Pero los ojos de la multitud iban con Diego. El mago que venía de mostrar sus trucos en el lejano oriente, para fascinación y devoción de la gente, al igual que en el más cercano paso por Centroamérica. Para esa noche, él sabía que debía estar atento. Enfrente había alguien dispuesto a controlarlo, como esos villanos de las series, que parecen serlo aún a costa de ellos mismos. Reinaldo Merlo tenía la receta de como marcarlo, con anticipo, casi sin acudir a la violencia y así fue, una vez más, en aquella noche de despedida. Mostaza, el socio del silencio, el que parecía caminar en puntas de pie por sobre los éxitos. Villano para los de Boca y los que deseaban degustar otra función del mejor Diego. Para los suyos, héroe sin capa, pero con una banda roja que le cruzó el pecho toda la vida.
Y así fue el resto de la noche, con roles invertidos, según marca la historia. Boca tratando mejor al balón, creando maniobras de riesgo con buen toque, a partir de Diego y un inspirado Marcelo Trobbiani. Enfrente ese River proletario, que había archivado el traje de gala de otros tiempos, para vestirse con las ropas de fajina que había traído Di Stéfano desde España, pensando en el resultado. El gol del Pelado le dio el título, festejado con la vuelta olímpica, encabezada por Passarella con el trofeo en la mano.
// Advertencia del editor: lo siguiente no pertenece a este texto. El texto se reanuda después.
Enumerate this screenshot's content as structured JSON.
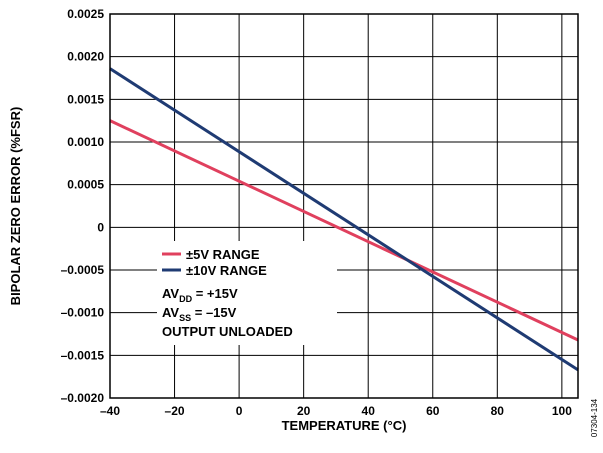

Todos sabían que había sido la última función de Diego en Boca, y tenían claro que a las figuras de River aún les quedaba un partido más antes de la extensa concentración mundialista, porque estaba establecido que el ganador de la Copa de Oro, debía enfrentarse a Peñarol, el miércoles 10, en un amistoso que daría cierre al verano. Pero ese encuentro nunca se jugó, en medio de un papelón pocas veces visto, porque mientras los futbolistas uruguayos salieron al campo de juego marplatense, sus colegas de River se habían quedado en el hotel, en señal de protesta, por un viejo pleito por el monto de los premios con su presidente, Rafael Aragón Cabrera.
Por esta insólita situación es que aquel sábado 6 de febrero del ‘82 quedó tan impregnado en el recuerdo. Para ambos, fue un espejismo, como una Cenicienta futbolera a la que sabía que le iban a llegar las 12, porque encararon el Nacional con esas sensibles bajas, que jamás pudieron reemplazar y atravesaron varias temporadas lejos de los primeros planos.
Los chicos nos fuimos quedando sin héroes, por más que la tele seguía con las sagas de Batman, Superman o el Hombre Araña, más los que llegaban en las series nuevas, como el Hombre Nuclear o el Increíble Hulk. Los que idolatrábamos, se quedaron brillando en el recuerdo, como estrellas de mar en esa noche de Mar del Plata. Todos volvieron con el tiempo a jugar acá, pero ya ni ellos ni nosotros, éramos los mismos. A Diego lo vimos convertido en el más grande de los superhéroes en México ‘86, con sus poderes al máximo, tanto que los intuíamos irrepetibles. La capa que le adivinábamos, flameó como un símbolo por mucho tiempo y cuando parecía que nadie podía usarla, un pibe nacido en Rosario un año después de la gloria del Azteca, se la puso en Qatar, en diciembre de 2022, para que volviéramos a creer en los superhéroes.